Não existe uma taxa de elucidação de homicídios em âmbito nacional. O dado já foi tema de outras quatro checagens do Truco com base em frases de Wilder Morais, Gilmar Mendes, Ciro Gomes e João Amoêdo – todas elas foram classificadas como falsas. Também não existe estudo que traga uma taxa nacional de solução ou elucidação de assaltos a mão armada. Rocha usou dois dados falsos em sua fala.

Procurada pelo Truco, a assessoria de imprensa do presidenciável citou como fontes para o dado sobre homicídios uma estimativa de Julio Jacobo Waiselfisz, coordenador da pesquisa Mapa da Violência 2011, e um estudo do Ministério da Justiça que utilizaria dados do Conselho Nacional de Justiça (CNJ). “Segundo estimativa de Waiselfisz, de cada 100 homicídios no Brasil, apenas 8 são apurados, e nem todos os crimes apurados resultam em condenação – apenas cerca de 4% ou 5%”, afirmou a assessoria do pré-candidato. “O mesmo estudo, divulgado pelo Ministério da Justiça, aponta que 158.319 inquéritos instaurados até 31 de dezembro de 2007 estão praticamente parados (dados do Conselho Nacional de Justiça). A conclusão do trabalho: o percentual de impunidade para os homicídios é de 92%.”

O Truco já mostrou que a informação de que 92% dos homicídios não são solucionados aparece no relatório da Estratégia Nacional de Justiça e Segurança Pública (Enasp), vinculado ao Conselho Nacional do Ministério Público. O documento, por sua vez, credita o número à Associação Brasileira de Criminalística. Waiselfisz, citado como fonte pela assessoria de Flávio Rocha, reproduziu esse dado em entrevistas. O presidente da Associação Brasileira de Criminalística, Bruno Telles, atribui o número a um estudo do pesquisador Michel Misse.

Misse, no entanto, rejeita o número que lhe é atribuído. Em novembro de 2017, o Instituto Sou da Paz tentou calcular o porcentual nacional, mas apenas seis estados enviaram dados. O Ministério da Justiça produziu o estudo “A investigação de homicídios no Brasil”, em parceria com o Fórum Brasileiro de Segurança Pública, que traz apenas taxas de esclarecimentos em diferentes estados.

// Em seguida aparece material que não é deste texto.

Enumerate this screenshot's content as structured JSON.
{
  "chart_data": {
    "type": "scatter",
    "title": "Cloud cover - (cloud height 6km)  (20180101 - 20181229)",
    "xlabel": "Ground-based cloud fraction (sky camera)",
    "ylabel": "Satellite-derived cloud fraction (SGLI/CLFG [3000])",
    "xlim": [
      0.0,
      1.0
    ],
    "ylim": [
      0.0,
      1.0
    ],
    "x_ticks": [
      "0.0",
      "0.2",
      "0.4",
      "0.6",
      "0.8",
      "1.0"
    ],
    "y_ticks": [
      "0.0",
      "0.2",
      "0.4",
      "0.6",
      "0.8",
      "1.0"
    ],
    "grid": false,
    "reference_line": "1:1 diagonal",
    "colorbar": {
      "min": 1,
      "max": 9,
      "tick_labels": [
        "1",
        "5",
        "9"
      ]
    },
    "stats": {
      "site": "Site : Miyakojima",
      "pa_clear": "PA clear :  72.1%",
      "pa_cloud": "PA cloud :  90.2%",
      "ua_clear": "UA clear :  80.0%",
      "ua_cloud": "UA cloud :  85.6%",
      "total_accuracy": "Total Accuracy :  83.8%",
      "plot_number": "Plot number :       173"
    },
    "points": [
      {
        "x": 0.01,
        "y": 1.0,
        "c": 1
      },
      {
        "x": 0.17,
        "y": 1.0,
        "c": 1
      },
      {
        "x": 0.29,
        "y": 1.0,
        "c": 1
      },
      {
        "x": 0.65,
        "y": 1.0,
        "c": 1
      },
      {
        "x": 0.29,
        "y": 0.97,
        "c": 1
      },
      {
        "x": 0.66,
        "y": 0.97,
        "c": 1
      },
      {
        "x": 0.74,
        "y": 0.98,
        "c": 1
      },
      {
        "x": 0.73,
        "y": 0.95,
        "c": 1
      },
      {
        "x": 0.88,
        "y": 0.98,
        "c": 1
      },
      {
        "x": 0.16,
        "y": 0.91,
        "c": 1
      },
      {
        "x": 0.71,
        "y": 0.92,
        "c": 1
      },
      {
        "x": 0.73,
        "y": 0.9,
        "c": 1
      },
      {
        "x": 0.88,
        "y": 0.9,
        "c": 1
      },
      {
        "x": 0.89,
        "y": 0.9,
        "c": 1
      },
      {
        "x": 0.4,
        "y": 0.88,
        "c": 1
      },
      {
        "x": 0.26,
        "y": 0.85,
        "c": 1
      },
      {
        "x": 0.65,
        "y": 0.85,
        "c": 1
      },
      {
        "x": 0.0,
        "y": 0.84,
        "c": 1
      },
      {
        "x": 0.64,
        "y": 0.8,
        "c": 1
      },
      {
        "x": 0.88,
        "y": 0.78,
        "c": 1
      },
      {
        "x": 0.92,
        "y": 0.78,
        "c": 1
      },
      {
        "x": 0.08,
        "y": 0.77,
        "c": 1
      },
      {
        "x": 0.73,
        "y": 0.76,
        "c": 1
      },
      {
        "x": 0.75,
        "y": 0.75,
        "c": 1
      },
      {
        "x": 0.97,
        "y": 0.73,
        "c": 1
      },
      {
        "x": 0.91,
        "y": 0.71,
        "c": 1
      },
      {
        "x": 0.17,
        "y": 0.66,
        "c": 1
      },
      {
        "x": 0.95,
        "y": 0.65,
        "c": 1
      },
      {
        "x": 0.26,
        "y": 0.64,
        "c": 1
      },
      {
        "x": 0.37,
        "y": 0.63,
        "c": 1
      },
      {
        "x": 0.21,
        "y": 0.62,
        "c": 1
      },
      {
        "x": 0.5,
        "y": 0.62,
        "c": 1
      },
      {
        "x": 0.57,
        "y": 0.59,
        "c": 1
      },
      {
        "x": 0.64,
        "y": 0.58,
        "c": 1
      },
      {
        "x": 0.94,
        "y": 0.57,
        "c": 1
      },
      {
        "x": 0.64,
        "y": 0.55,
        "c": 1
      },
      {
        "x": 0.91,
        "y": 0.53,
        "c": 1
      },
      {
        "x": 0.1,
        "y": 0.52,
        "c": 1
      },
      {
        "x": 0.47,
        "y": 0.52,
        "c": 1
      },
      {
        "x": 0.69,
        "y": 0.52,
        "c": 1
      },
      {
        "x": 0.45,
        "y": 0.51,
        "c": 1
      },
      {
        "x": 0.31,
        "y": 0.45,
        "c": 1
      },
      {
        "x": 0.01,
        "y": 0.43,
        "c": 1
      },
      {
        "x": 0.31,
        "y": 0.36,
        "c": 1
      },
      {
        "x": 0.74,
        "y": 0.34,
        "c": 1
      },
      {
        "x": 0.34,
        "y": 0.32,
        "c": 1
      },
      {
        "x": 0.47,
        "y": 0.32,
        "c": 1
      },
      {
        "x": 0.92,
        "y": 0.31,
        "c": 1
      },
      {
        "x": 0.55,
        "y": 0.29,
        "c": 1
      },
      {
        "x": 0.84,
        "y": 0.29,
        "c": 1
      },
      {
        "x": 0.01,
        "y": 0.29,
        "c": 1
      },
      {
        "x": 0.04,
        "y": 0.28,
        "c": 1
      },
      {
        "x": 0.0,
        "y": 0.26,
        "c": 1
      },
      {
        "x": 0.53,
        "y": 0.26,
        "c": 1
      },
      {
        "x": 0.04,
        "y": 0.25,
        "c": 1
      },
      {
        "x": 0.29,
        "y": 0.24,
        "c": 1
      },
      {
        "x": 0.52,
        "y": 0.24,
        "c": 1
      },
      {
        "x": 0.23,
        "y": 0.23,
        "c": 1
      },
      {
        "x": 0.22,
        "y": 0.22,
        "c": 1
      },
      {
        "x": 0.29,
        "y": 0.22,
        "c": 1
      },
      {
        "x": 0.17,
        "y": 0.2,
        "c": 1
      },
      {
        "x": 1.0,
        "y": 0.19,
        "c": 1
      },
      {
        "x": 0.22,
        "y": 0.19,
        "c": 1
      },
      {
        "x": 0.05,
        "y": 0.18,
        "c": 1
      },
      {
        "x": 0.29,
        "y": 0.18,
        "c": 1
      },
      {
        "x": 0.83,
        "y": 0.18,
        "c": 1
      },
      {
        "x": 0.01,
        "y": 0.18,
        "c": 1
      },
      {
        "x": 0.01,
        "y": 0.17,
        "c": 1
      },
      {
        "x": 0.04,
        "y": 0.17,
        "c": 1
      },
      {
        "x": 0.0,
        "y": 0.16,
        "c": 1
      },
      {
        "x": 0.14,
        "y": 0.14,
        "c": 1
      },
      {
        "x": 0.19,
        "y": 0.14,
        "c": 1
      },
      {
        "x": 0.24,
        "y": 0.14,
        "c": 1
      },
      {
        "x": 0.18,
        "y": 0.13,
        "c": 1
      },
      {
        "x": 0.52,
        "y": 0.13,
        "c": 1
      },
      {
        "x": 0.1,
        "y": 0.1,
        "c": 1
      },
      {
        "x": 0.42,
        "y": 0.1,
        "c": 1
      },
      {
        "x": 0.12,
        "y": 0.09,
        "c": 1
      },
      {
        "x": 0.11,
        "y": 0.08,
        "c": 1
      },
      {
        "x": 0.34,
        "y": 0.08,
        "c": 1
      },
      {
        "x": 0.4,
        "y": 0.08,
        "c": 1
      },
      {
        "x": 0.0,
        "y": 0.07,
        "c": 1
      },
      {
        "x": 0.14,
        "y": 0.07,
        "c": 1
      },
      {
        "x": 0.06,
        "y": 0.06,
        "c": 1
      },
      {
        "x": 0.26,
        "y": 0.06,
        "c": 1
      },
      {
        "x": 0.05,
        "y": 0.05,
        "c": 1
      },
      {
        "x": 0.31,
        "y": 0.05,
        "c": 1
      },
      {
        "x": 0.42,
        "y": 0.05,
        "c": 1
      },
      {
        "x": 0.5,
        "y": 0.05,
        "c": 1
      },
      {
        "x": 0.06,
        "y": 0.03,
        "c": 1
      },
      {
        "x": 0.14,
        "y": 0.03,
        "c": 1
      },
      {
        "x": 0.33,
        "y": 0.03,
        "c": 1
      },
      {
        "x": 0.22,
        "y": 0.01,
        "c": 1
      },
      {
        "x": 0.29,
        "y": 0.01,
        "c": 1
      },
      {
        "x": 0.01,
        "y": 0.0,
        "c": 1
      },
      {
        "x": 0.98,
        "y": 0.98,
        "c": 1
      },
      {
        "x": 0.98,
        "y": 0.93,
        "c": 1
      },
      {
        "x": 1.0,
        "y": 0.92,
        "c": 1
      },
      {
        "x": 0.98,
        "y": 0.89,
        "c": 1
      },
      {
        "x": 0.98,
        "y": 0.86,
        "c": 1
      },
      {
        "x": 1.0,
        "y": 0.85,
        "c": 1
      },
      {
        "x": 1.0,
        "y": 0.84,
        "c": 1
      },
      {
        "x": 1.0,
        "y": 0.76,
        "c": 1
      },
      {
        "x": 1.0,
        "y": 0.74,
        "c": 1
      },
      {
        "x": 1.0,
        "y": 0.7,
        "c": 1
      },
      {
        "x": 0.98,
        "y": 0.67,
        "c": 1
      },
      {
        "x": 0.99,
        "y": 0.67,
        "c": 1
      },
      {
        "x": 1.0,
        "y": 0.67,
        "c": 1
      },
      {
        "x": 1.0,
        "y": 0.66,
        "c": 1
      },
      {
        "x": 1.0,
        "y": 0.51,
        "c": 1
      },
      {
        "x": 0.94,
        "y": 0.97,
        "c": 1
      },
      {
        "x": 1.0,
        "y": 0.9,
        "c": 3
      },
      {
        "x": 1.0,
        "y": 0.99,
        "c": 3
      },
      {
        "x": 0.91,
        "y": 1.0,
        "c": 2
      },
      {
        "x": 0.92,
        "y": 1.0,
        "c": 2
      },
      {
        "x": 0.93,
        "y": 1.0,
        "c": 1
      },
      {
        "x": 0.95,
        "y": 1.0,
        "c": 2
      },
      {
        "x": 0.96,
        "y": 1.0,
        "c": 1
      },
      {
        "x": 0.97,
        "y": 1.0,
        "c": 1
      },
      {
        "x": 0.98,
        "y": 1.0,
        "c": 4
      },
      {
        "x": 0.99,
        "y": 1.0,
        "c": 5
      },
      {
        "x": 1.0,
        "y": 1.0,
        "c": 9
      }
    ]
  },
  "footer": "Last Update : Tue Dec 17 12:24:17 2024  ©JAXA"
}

Em relação aos assaltos à mão armada, a assessoria do pré-candidato alegou que a afirmação foi baseada em uma reportagem do jornal Extra de junho de 2017. O texto calcula que o estado do Rio registra, para cada investigação sobre roubos solucionada pela Polícia Civil, 53 outros casos do tipo. A assessoria também credita o dado ao sociólogo Ignácio Cano, do Laboratório de Análise de Violência da Universidade do Estado do Rio de Janeiro (Uerj). O pesquisador teria feito um estudo mostrando que 3% das ocorrências de roubos no estado do Rio resultaram em condenações.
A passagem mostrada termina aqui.